Los “niños” Ramírez quedaron huérfanos de madre a los cinco años y fueron criados, junto a otra hermana, por su tía Francisca, siempre en Tunuyán. Ambos comenzaron a trabajar desde muy jóvenes en una empresa que fabricaba asfalto.

En eso estaban (“Quico” en Malargüe y “Chiquito” en Rama Caída) cuando este último entró a un comercio a comprar zapatos y lo atendió Pocha, quien años después sería su cuñada. Los mellizos tenían por entonces 21 años y las chicas 17 y 20.

“Por supuesto que lo atendí como a cualquier cliente”, aclara Pocha, y agrega que conversaron sobre el baile que iba a celebrarse en honor a la Fiesta de la Vendimia en esos días de febrero. Así, ni lerdo ni perezoso, Chiquito llamó a Quico –quien llegó volando desde Malargüe– y juntos fueron al baile. El flechazo fue inmediato. Chiquito puso los ojos en Norma y Quico en Pocha.

Estos últimos fueron los últimos en casarse, el 5 de julio de 1969 en la parroquia del centro de Rama Caída. La empresa de conservas en la que trabajaba el jefe de familia los mudó a la Capital Federal, aunque tiempo después regresaron a Mendoza. Tuvieron dos hijos, Flavia y Pablo, ambos afincados en Buenos Aires, y ocho nietos, Macarena, Tamara, Paula, Nicolás, Reina, Isaac, Ludmila y Milo. También son bisabuelos de 5 hermosos niños.

Previamente, el 1 de julio de 1967 se habían casado Norma y Juan Carlos, quienes también tuvieron dos hijos, Daniel y José Luis, además de cinco nietos (Florencia, Emilse, Luciano, Franco y Camila) y dos bisnietos.

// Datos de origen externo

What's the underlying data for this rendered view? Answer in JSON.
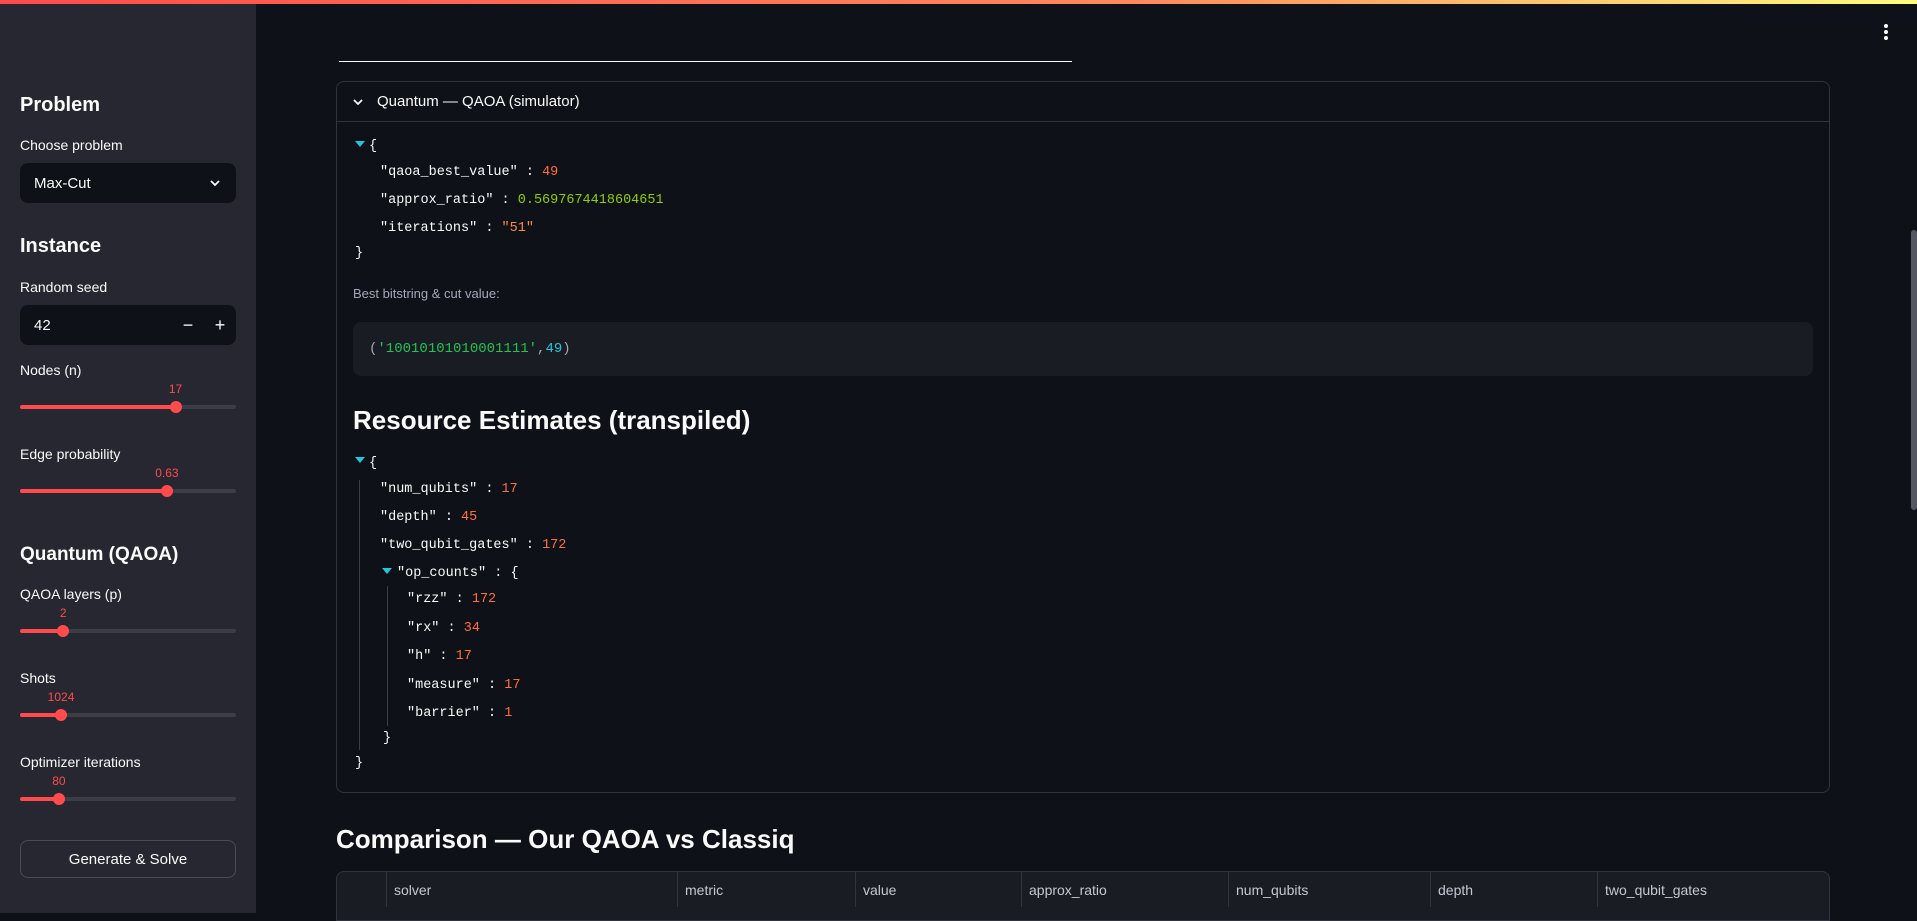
{
  "sidebar": {
    "problem_heading": "Problem",
    "choose_problem_label": "Choose problem",
    "choose_problem_value": "Max-Cut",
    "instance_heading": "Instance",
    "seed_label": "Random seed",
    "seed_value": "42",
    "minus": "−",
    "plus": "+",
    "nodes_label": "Nodes (n)",
    "nodes_value": "17",
    "nodes_fraction": 0.72,
    "edge_prob_label": "Edge probability",
    "edge_prob_value": "0.63",
    "edge_prob_fraction": 0.68,
    "quantum_heading": "Quantum (QAOA)",
    "layers_label": "QAOA layers (p)",
    "layers_value": "2",
    "layers_fraction": 0.2,
    "shots_label": "Shots",
    "shots_value": "1024",
    "shots_fraction": 0.19,
    "iters_label": "Optimizer iterations",
    "iters_value": "80",
    "iters_fraction": 0.18,
    "generate_button": "Generate & Solve"
  },
  "expander": {
    "title": "Quantum — QAOA (simulator)",
    "json1": {
      "open": "{",
      "close": "}",
      "k1": "\"qaoa_best_value\"",
      "v1": "49",
      "k2": "\"approx_ratio\"",
      "v2": "0.5697674418604651",
      "k3": "\"iterations\"",
      "v3": "\"51\""
    },
    "caption": "Best bitstring & cut value:",
    "code": {
      "open": "(",
      "bitstring": "'10010101010001111'",
      "sep": ", ",
      "value": "49",
      "close": ")"
    },
    "resource_heading": "Resource Estimates (transpiled)",
    "json2": {
      "open": "{",
      "close": "}",
      "k1": "\"num_qubits\"",
      "v1": "17",
      "k2": "\"depth\"",
      "v2": "45",
      "k3": "\"two_qubit_gates\"",
      "v3": "172",
      "k4": "\"op_counts\"",
      "v4": "{",
      "rzz_k": "\"rzz\"",
      "rzz_v": "172",
      "rx_k": "\"rx\"",
      "rx_v": "34",
      "h_k": "\"h\"",
      "h_v": "17",
      "measure_k": "\"measure\"",
      "measure_v": "17",
      "barrier_k": "\"barrier\"",
      "barrier_v": "1",
      "inner_close": "}"
    }
  },
  "colon": ":",
  "comparison_heading": "Comparison — Our QAOA vs Classiq",
  "table": {
    "columns": [
      "solver",
      "metric",
      "value",
      "approx_ratio",
      "num_qubits",
      "depth",
      "two_qubit_gates"
    ]
  }
}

Norma y Chiquito, que trabaja en una empresa de transportes, viven en Salta, por eso ni las hermanas ni los hermanos pueden verse tanto como desean. “Se lo extraña, claro, y somos muy unidos, aunque diferentes. Mi hermano es nervioso, cascarrabias. Yo, más tranquilo. De niños éramos iguales, todo el mundo nos confundía, pero los años nos hicieron diferentes”, cuenta Quico.

Las “esposas” Luna también son muy unidas. “Teníamos otra hermana, la del medio, que falleció. Todas nos casamos ‘en escalera’, según la edad, porque mi papá quería que Norma, la mayor, fuera la primera y así fue. Cuando tocó mi turno, Quico vino a pedir la mano a mi casa”, recuerda entre risas.

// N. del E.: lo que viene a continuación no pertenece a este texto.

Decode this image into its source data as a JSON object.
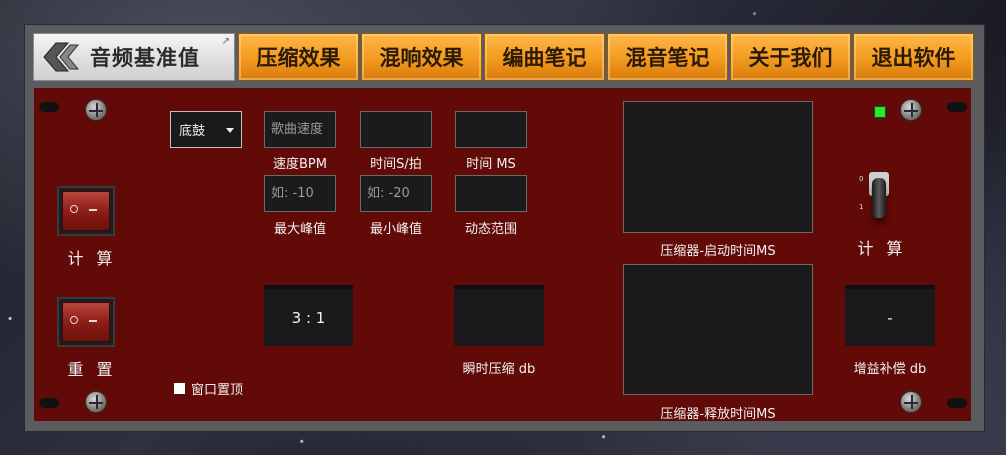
{
  "logo": {
    "title": "音频基准值",
    "corner_glyph": "↗"
  },
  "tabs": [
    {
      "label": "压缩效果"
    },
    {
      "label": "混响效果"
    },
    {
      "label": "编曲笔记"
    },
    {
      "label": "混音笔记"
    },
    {
      "label": "关于我们"
    },
    {
      "label": "退出软件"
    }
  ],
  "left_controls": {
    "calc_label": "计 算",
    "reset_label": "重 置",
    "always_on_top_label": "窗口置顶"
  },
  "dropdown": {
    "selected": "底鼓"
  },
  "inputs": {
    "tempo": {
      "placeholder": "歌曲速度",
      "label": "速度BPM"
    },
    "time_s": {
      "value": "",
      "label": "时间S/拍"
    },
    "time_ms": {
      "value": "",
      "label": "时间 MS"
    },
    "max_peak": {
      "placeholder": "如: -10",
      "label": "最大峰值"
    },
    "min_peak": {
      "placeholder": "如: -20",
      "label": "最小峰值"
    },
    "dynamic_range": {
      "value": "",
      "label": "动态范围"
    }
  },
  "displays": {
    "ratio": {
      "value": "3 : 1"
    },
    "instant_comp": {
      "value": "",
      "label": "瞬时压缩 db"
    },
    "attack": {
      "value": "",
      "label": "压缩器-启动时间MS"
    },
    "release": {
      "value": "",
      "label": "压缩器-释放时间MS"
    },
    "makeup_gain": {
      "value": "-",
      "label": "增益补偿 db"
    }
  },
  "right_controls": {
    "calc_label": "计 算",
    "toggle_top": "0",
    "toggle_bottom": "1",
    "led_color": "#2ee52e"
  },
  "colors": {
    "panel": "#620a08",
    "tab_accent": "#f29a1e"
  }
}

Quico vuelve a la fiesta tan esperada y de la que todos los invitados, según dijo, se fueron felices y contentos de haber podido compartir un día entero entre hermanos, primos, tíos y sobrinos.

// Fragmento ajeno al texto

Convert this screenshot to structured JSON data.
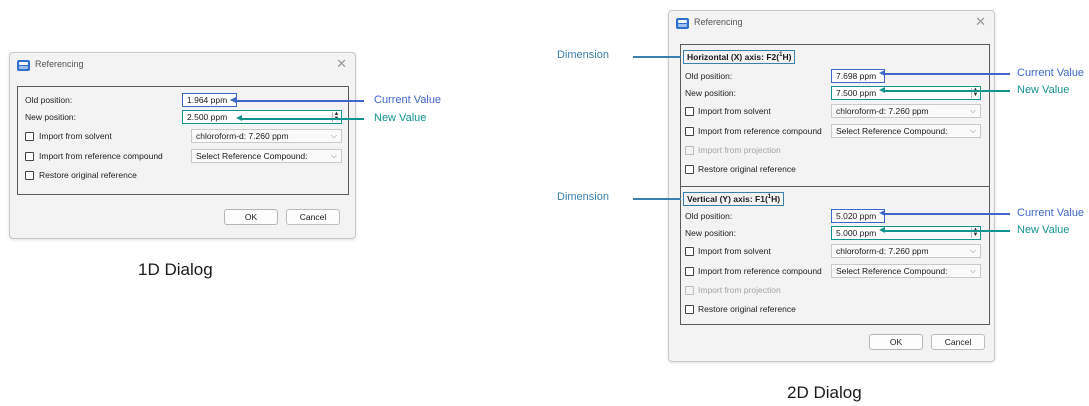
{
  "dialog_1d": {
    "title": "Referencing",
    "old_position_label": "Old position:",
    "old_position_value": "1.964 ppm",
    "new_position_label": "New position:",
    "new_position_value": "2.500 ppm",
    "import_solvent_label": "Import from solvent",
    "solvent_select": "chloroform-d: 7.260 ppm",
    "import_compound_label": "Import from reference compound",
    "compound_select": "Select Reference Compound:",
    "restore_label": "Restore original reference",
    "ok_label": "OK",
    "cancel_label": "Cancel"
  },
  "dialog_2d": {
    "title": "Referencing",
    "horizontal": {
      "axis_title_prefix": "Horizontal (X) axis: F2(",
      "axis_title_sup": "1",
      "axis_title_suffix": "H)",
      "old_position_label": "Old position:",
      "old_position_value": "7.698 ppm",
      "new_position_label": "New position:",
      "new_position_value": "7.500 ppm",
      "import_solvent_label": "Import from solvent",
      "solvent_select": "chloroform-d: 7.260 ppm",
      "import_compound_label": "Import from reference compound",
      "compound_select": "Select Reference Compound:",
      "projection_label": "Import from projection",
      "restore_label": "Restore original reference"
    },
    "vertical": {
      "axis_title_prefix": "Vertical (Y) axis: F1(",
      "axis_title_sup": "1",
      "axis_title_suffix": "H)",
      "old_position_label": "Old position:",
      "old_position_value": "5.020 ppm",
      "new_position_label": "New position:",
      "new_position_value": "5.000 ppm",
      "import_solvent_label": "Import from solvent",
      "solvent_select": "chloroform-d: 7.260 ppm",
      "import_compound_label": "Import from reference compound",
      "compound_select": "Select Reference Compound:",
      "projection_label": "Import from projection",
      "restore_label": "Restore original reference"
    },
    "ok_label": "OK",
    "cancel_label": "Cancel"
  },
  "annotations": {
    "current_value": "Current Value",
    "new_value": "New Value",
    "dimension": "Dimension",
    "caption_1d": "1D Dialog",
    "caption_2d": "2D Dialog"
  },
  "colors": {
    "current_value": "#3f66c9",
    "new_value": "#13938f",
    "dimension": "#3b7fae"
  },
  "icons": {
    "app": "referencing-app-icon",
    "close": "close-icon",
    "spin": "spin-arrows-icon",
    "dropdown": "chevron-down-icon"
  }
}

“No podemos vernos tan seguido como quisiéramos, por eso fue un día especial. Mi hermano y mi cuñada ya están de regreso con la felicidad de haber podido celebrar juntos nuestros 80 años”, insiste.

La reunión juntó a 75 personas y hubo empanadas, carne y lechón. También dos enormes tortas idénticas, bocaditos de todo tipo, globos, guirnaldas y flores. Música, baile, regalos y un feliz cumpleaños a viva voz con palmas y el abrazo de todos los seres queridos.